The Book is exactly what the title says and it delivers. It is extremely well written and organized and, to my knowledge, accurate. The only hinderance to reading quickly is how dense it is with information. If the reader already has a basic knowledge of Greek and Roman history and has heard of the figures discussed, then that makes reading this all the more easier.
There were obviously some sections that I would like more information, but I can't expect a full treatment of every figure in an introductory book like this.
Kennedy’s text covers the history of rhetoric from its emergence as peitho (persuasion) in pre-Socratic Greek literature through the early Middle Ages. Glossing rhetoric as “a specific cultural subset … of the power of words and their potential to affect a situation in which they are used or received” (3), Kennedy moves through peitho and logos to Socrates’ use of rhetorike in the Gorgias and Phaedrus. His earlier chapters also consider Gorgias himself, “whose … refusal of closure, highly annoying to conservative Greeks of the time, was characteristic of the sophists” (20), Isocrates, and Aristotle. He also considers the various ways Greek rhetoricians systematized rhetoric: forensic/deliberative/epideictic, the five canons, the parts of a speech. His treatment of Rome includes discussions of Hermogenes’ stasis theory, a chapter on Cicero, and shorter sections on Dionysius of Halicarnassus and Quintilian. As the Roman Empire develops, Kennedy argues both (1) that rhetorical training became more formalized and widespread, and (2) that epideictic rhetoric became more prominent that forensic and deliberative due to the autocratic nature of Roman politics. Though advisers to the senate and, later, the emperors had occasions to deliberate, Kennedy positions epideictic--particularly as manifested in public declamations built on the foundation of the progymnasmata--became a social pastime and rhetorical outlet for a populace will minimal opportunities to speak in courtrooms or political assemblies. A chapter on the second sophistic, characterized by conservative rhetors with a tendency toward nostalgic Hellenism, leads into Kennedy’s closing discussions of the rise of Christianity, its associations with and dissociations from classical rhetoric, and rhetoric’s gradual transformation from a mode of public address to a mode of scriptural interpretation and evangelical embellishment.

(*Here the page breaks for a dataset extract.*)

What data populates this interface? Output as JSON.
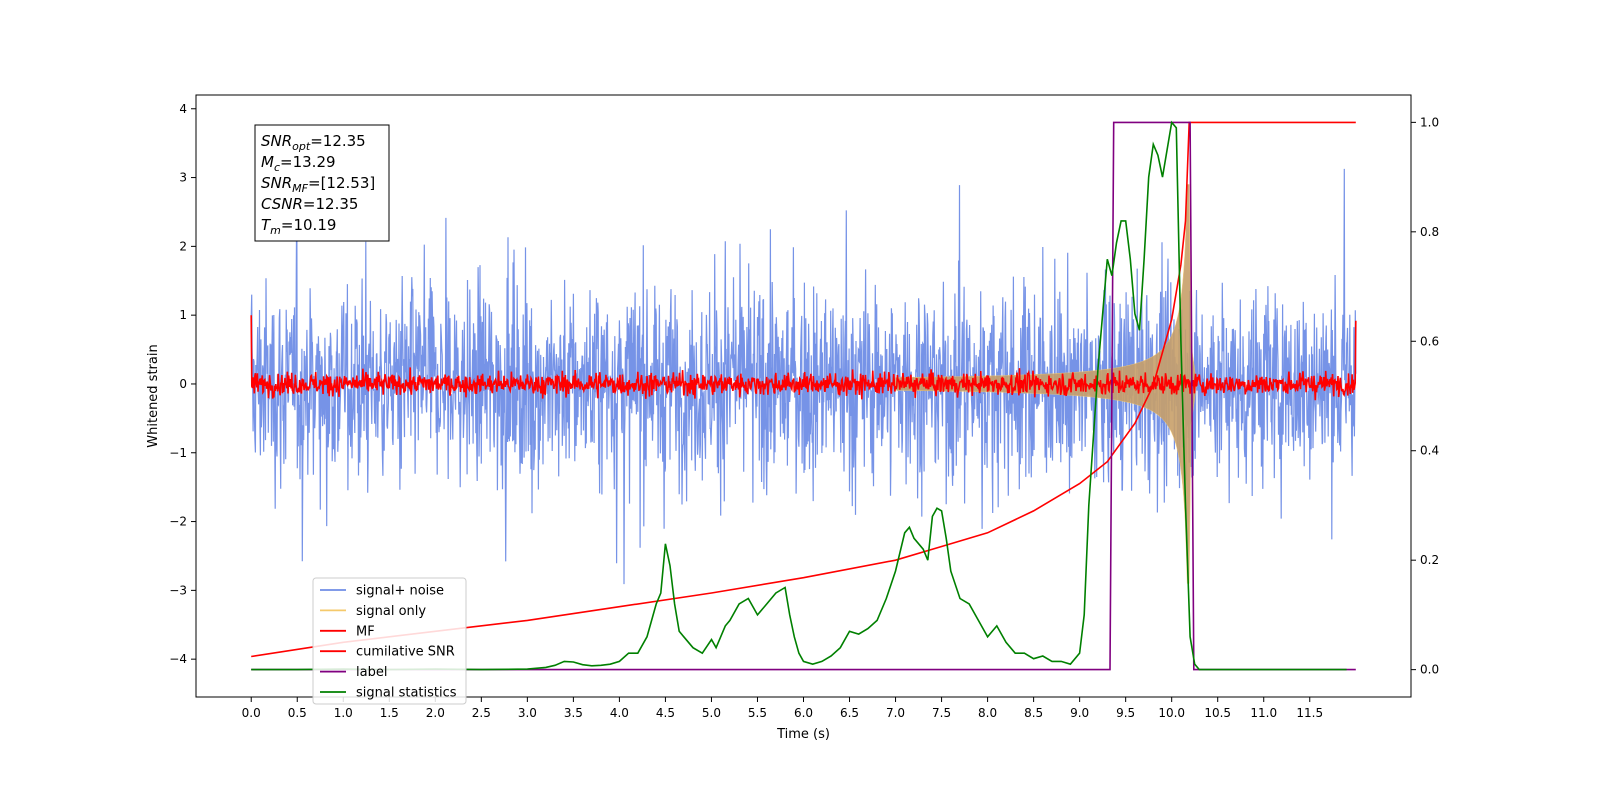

In just under 300 pages, this book covers the progression of a millennium's worth of great rhetoricians. It's a solid survey of rhetoric, from the inchoate attempts to systematize "the science of speaking" in 5th century Syracuse and Athens, to the "conversion" of rhetoric for use by early and medieval Christian apologists and homileticians, and (almost) everything in between. After thoroughly enjoying Kennedy's translation and commentary on Aristotle's On Rhetoric, I was looking forward to reading this book, and I wasn't disappointed.
An excellent overview. Not ideal for someone wanting depth, but Kennedy's earlier works provide that, and this book has ample references to other detailed sources as well.
About as exciting as it looks. I'm taking a contemporary rhetorical theory class this fall though, so thought I'd try to brush up on the ancient Greeks. So far, a good overview.
«Οι αγορεύσεις δεν δίδασκαν όχι μόνο νομικά, αλλά ούτε ιστορία.» (σελ. 334). Οποιαδήποτε ομοιότητα με νεοελληνικό γραπτό λόγο είναι άκρως παραπλανητική!